The three families who stayed behind to fight the Red River in the southern Moorhead, Minnesota neighborhood of Riverview Circle, are mostly on their own. Some firefighters with the Moorhead and Callahan Fire Departments are with them.
But up at the sandbagging station outside the Johnson’s home, the “volunteers” now are all family members of Todd and Donna Morse and John Brummer next door. A family friend who works for the Morses, Adam Stewart, is loading sandbags into a truck. “Yesterday my wife was teaching college boys how to make sandbags,” he said, adding, “God, I love that woman!”
The concern is a trickle-turned-river from the dike a storm drain that’s growing. There’s tremendous pressure on these sandbags right now and Todd and his relatives and friends are throwing sandbags into the water, entrapped by a black tarp.
The stench of mineral spirits permeates the Morse house. A pump with bad gas isn’t working and the carburetor is being cleaned to try to coax it back to a useful life.
John Brummer has sandbagged around his house. His son his here and his daughter, a member of the Air National Guard, has arrived, but I overheard a Moorhead firefighter say, “that’s an awful lot of water to be coming from a dike.” (As it turned out, it’s not coming from the dike.) Abut a half hour later, I also overheard him report to another fire official, “we think we’re getting ahead of it out at the street where a city pump has been hurling water back at the Red for the last four hours. He added, however, “if we don’t get this fixed….we could be in trouble.”

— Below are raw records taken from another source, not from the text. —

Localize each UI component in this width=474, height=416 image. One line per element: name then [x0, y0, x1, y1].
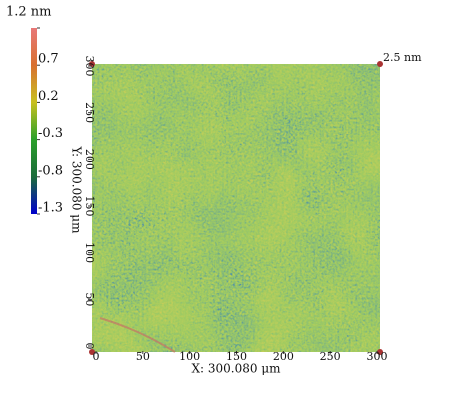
- corner-marker: [89, 349, 95, 355]
- colorbar-scale: [31, 28, 37, 214]
- surface-map: [92, 64, 380, 352]
- x-tick-label: 300: [367, 350, 388, 363]
- x-tick-label: 0: [93, 350, 100, 363]
- corner-marker: [377, 61, 383, 67]
- surface-feature: [99, 317, 176, 353]
- z-range-annotation: 2.5 nm: [383, 51, 422, 64]
- x-tick-label: 250: [320, 350, 341, 363]
- corner-marker: [377, 349, 383, 355]
- y-tick-label: 200: [83, 149, 96, 170]
- colorbar-tick-label: 0.2: [38, 89, 59, 104]
- colorbar-tick-label: -0.8: [38, 163, 63, 178]
- y-axis-label: Y: 300.080 μm: [70, 146, 84, 235]
- y-tick-label: 50: [83, 292, 96, 306]
- y-tick-label: 100: [83, 242, 96, 263]
- colorbar-tick-label: 1.2 nm: [6, 5, 52, 20]
- colorbar-tick-label: -1.3: [38, 201, 63, 216]
- colorbar-tick-label: 0.7: [38, 52, 59, 67]
- colorbar: 1.2 nm 0.7 0.2 -0.3 -0.8 -1.3: [6, 5, 63, 216]
- y-tick-label: 300: [83, 56, 96, 77]
- x-tick-label: 200: [273, 350, 294, 363]
- y-tick-label: 0: [83, 343, 96, 350]
- y-tick-label: 250: [83, 102, 96, 123]
- colorbar-tick-label: -0.3: [38, 126, 63, 141]
- x-axis-label: X: 300.080 μm: [191, 362, 281, 376]
- x-tick-label: 50: [136, 350, 150, 363]
- x-tick-label: 150: [226, 350, 247, 363]
- x-tick-label: 100: [179, 350, 200, 363]
- y-tick-label: 150: [83, 196, 96, 217]
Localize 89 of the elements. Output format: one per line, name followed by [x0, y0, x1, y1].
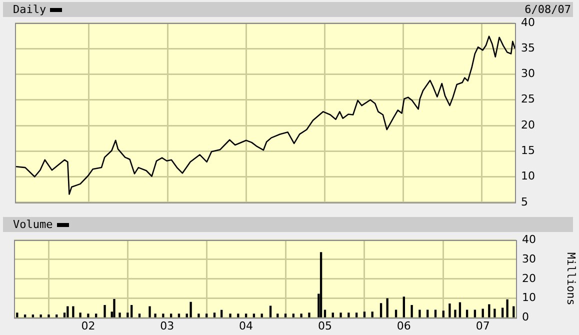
bar	[292, 314, 294, 318]
bar	[24, 314, 26, 318]
bar	[87, 314, 90, 318]
bar	[16, 312, 18, 318]
bar	[502, 308, 504, 318]
x-tick-label: 02	[81, 319, 96, 332]
y-tick-label: 40	[521, 16, 535, 29]
bar	[48, 314, 50, 318]
y-tick-label: 0	[522, 310, 529, 324]
x-tick-label: 04	[239, 319, 254, 332]
bar	[138, 314, 141, 318]
bar	[56, 314, 58, 318]
bar	[244, 314, 248, 318]
x-tick-label: 06	[396, 319, 411, 332]
bar	[380, 303, 382, 318]
bar	[418, 310, 421, 318]
bar	[512, 306, 515, 318]
bar	[458, 302, 462, 318]
bar	[220, 310, 223, 318]
y-tick-label: 20	[522, 272, 536, 285]
bar	[148, 306, 151, 318]
bar	[410, 305, 413, 318]
legend-label: Daily	[13, 2, 46, 17]
bar	[348, 312, 350, 318]
bar	[154, 314, 156, 318]
bar	[40, 314, 42, 318]
bar	[320, 252, 322, 318]
y-tick-label: 25	[521, 92, 535, 106]
bar	[72, 306, 74, 318]
bar	[206, 314, 208, 318]
x-tick-label: 07	[476, 319, 490, 332]
x-tick-label: 05	[318, 319, 332, 332]
bar	[482, 308, 484, 318]
bar	[494, 308, 496, 318]
bar	[284, 314, 287, 318]
text: 6/08/07	[524, 2, 571, 17]
y-tick-label: 30	[522, 252, 536, 266]
bar	[32, 314, 34, 318]
bar	[190, 302, 192, 318]
bar	[126, 312, 129, 318]
y-tick-label: 15	[521, 144, 535, 157]
y-tick-label: 10	[521, 170, 535, 183]
bar	[394, 310, 398, 318]
bar	[340, 312, 342, 318]
bar	[426, 310, 429, 318]
bar	[260, 314, 263, 318]
legend-label: Volume	[13, 217, 53, 232]
bar	[79, 312, 82, 318]
bar	[118, 312, 121, 318]
bar	[170, 314, 172, 318]
bar	[300, 314, 302, 318]
bar	[178, 314, 180, 318]
bar	[66, 306, 69, 318]
bar	[130, 305, 133, 318]
bar	[386, 298, 388, 318]
bar	[198, 314, 200, 318]
y-tick-label: 40	[522, 232, 536, 246]
y-tick-label: 35	[521, 41, 535, 54]
y-tick-label: 20	[521, 118, 535, 132]
y-tick-label: 5	[521, 195, 528, 208]
bar	[506, 299, 508, 318]
bar	[95, 314, 98, 318]
bar	[252, 314, 256, 318]
bar	[229, 314, 232, 318]
bar	[162, 314, 164, 318]
bar	[308, 312, 310, 318]
bar	[269, 306, 272, 318]
bar	[113, 298, 116, 318]
bar	[213, 312, 216, 318]
bar	[488, 304, 490, 318]
y-axis-title: Millions	[564, 252, 578, 306]
bar	[402, 296, 405, 318]
bar	[332, 312, 334, 318]
bar	[104, 305, 106, 318]
x-tick-label: 03	[160, 319, 174, 332]
bar	[363, 312, 366, 318]
bar	[276, 314, 279, 318]
y-tick-label: 10	[522, 291, 536, 304]
y-tick-label: 30	[521, 67, 535, 80]
bar	[355, 312, 358, 318]
bar	[371, 312, 374, 318]
bar	[448, 303, 451, 318]
bar	[454, 310, 456, 318]
bar	[442, 310, 444, 318]
bar	[324, 310, 326, 318]
bar	[466, 310, 468, 318]
bar	[237, 314, 240, 318]
bar	[474, 310, 476, 318]
bar	[434, 310, 437, 318]
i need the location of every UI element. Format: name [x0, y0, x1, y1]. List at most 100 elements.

After Mark Seeley’s appearance on Midday, I called him and asked him to talk to John and from I understand, there was some encouragement that at least as far as water levels beyond the dike, it’s not getting noticeably worse. Beyond that, much of the information you’re hearing on MPR and reading on the Web site, isn’t getting through here; there’s no time to listen to the radio.
In that way, perhaps, Riverview Circle is cut off in more ways than one. Occasionally, I duck inside to file a blog update or video, and feel guilty that I’m not back outside helping. I check the comments and find messages from around the country for these three families — and the Red River Valley at large — and their eyes brighten when I relay them.
If clinging to hope and three families’ refusing to quit is all it took to beat back a flood, the Red River would be a punch-drunk loser.
But it takes more. The unanswered question, however, is how much more?